JSONPath reference

Regardless of whether you want to use rq, the rsonpath-lib library, or contribute to the project, you should be familiar with JSONPath, the core query language we use to process JSONs.

The JSONPath language is defined by an IETF specification, currently in draft. The rsonpath project implements a subset of the language according to the spec with two major differences outlined in rsonpath-specific behavior.

The below reference uses terminology from the spec, but tries to use less dry language. If you already know the spec, you can probably skip this chapter.

JSONs as trees

A JSON document is a tree structure, defined in the intuitive way. A node is either an atomic value, i.e. a number, string, true, false, or null, or a complex value, i.e. an object or a list.
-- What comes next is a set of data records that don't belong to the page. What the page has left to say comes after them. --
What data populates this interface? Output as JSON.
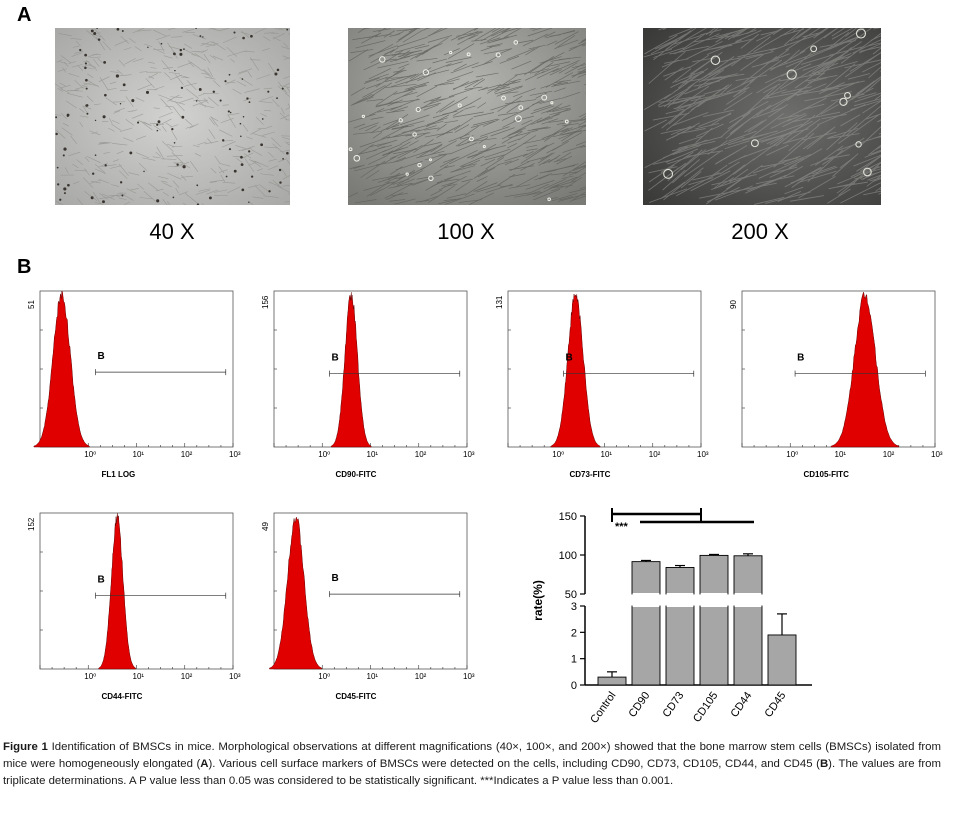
{
  "panelA": {
    "letter": "A",
    "images": [
      {
        "label": "40 X"
      },
      {
        "label": "100 X"
      },
      {
        "label": "200 X"
      }
    ]
  },
  "panelB": {
    "letter": "B",
    "histograms": [
      {
        "ymax": "51",
        "xlabel": "FL1 LOG",
        "gate": "B",
        "peak_center_decade": -0.55,
        "peak_width": 0.18
      },
      {
        "ymax": "156",
        "xlabel": "CD90-FITC",
        "gate": "B",
        "peak_center_decade": 0.6,
        "peak_width": 0.13
      },
      {
        "ymax": "131",
        "xlabel": "CD73-FITC",
        "gate": "B",
        "peak_center_decade": 0.4,
        "peak_width": 0.16
      },
      {
        "ymax": "90",
        "xlabel": "CD105-FITC",
        "gate": "B",
        "peak_center_decade": 1.55,
        "peak_width": 0.22
      },
      {
        "ymax": "152",
        "xlabel": "CD44-FITC",
        "gate": "B",
        "peak_center_decade": 0.6,
        "peak_width": 0.12
      },
      {
        "ymax": "49",
        "xlabel": "CD45-FITC",
        "gate": "B",
        "peak_center_decade": -0.55,
        "peak_width": 0.17
      }
    ],
    "tick_labels": [
      "10⁰",
      "10¹",
      "10²",
      "10³"
    ]
  },
  "chart_data": {
    "type": "bar",
    "categories": [
      "Control",
      "CD90",
      "CD73",
      "CD105",
      "CD44",
      "CD45"
    ],
    "values": [
      0.3,
      91.5,
      84,
      99.5,
      99,
      1.9
    ],
    "errors": [
      0.2,
      1.5,
      2.5,
      1.2,
      2.5,
      0.8
    ],
    "ylabel": "rate(%)",
    "y_axis_broken": true,
    "lower_range": [
      0,
      3
    ],
    "upper_range": [
      50,
      150
    ],
    "lower_ticks": [
      "0",
      "1",
      "2",
      "3"
    ],
    "upper_ticks": [
      "50",
      "100",
      "150"
    ],
    "significance": "***",
    "bar_color": "#a6a6a6"
  },
  "caption": {
    "figure_label": "Figure 1",
    "text_1": " Identification of BMSCs in mice. Morphological observations at different magnifications (40×, 100×, and 200×) showed that the bone marrow stem cells (BMSCs) isolated from mice were homogeneously elongated (",
    "bold_A": "A",
    "text_2": "). Various cell surface markers of BMSCs were detected on the cells, including CD90, CD73, CD105, CD44, and CD45 (",
    "bold_B": "B",
    "text_3": "). The values are from triplicate determinations. A P value less than 0.05 was considered to be statistically significant. ***Indicates a P value less than 0.001."
  }
}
An object is a collection of members identified by member names or keys. Each member name has a single child node associated. A list is an ordered collection of child nodes identified by a zero-based index.

Anatomy of a query

A JSONPath query, in essence, defines a pattern that a path in a JSON must match for the node at that path to be selected. The simplest query is a sequence of keys.

$.a.b.c.d

It will access the value of the "a" key in the root, then the value under the "b" key in that object, then the value under "c", and finally the value under "d". For example, in the JSON:

{
    "a": { "b": { "c": { "d": 42 } } }
}

it will access the value 42 by digging into the structure key by key.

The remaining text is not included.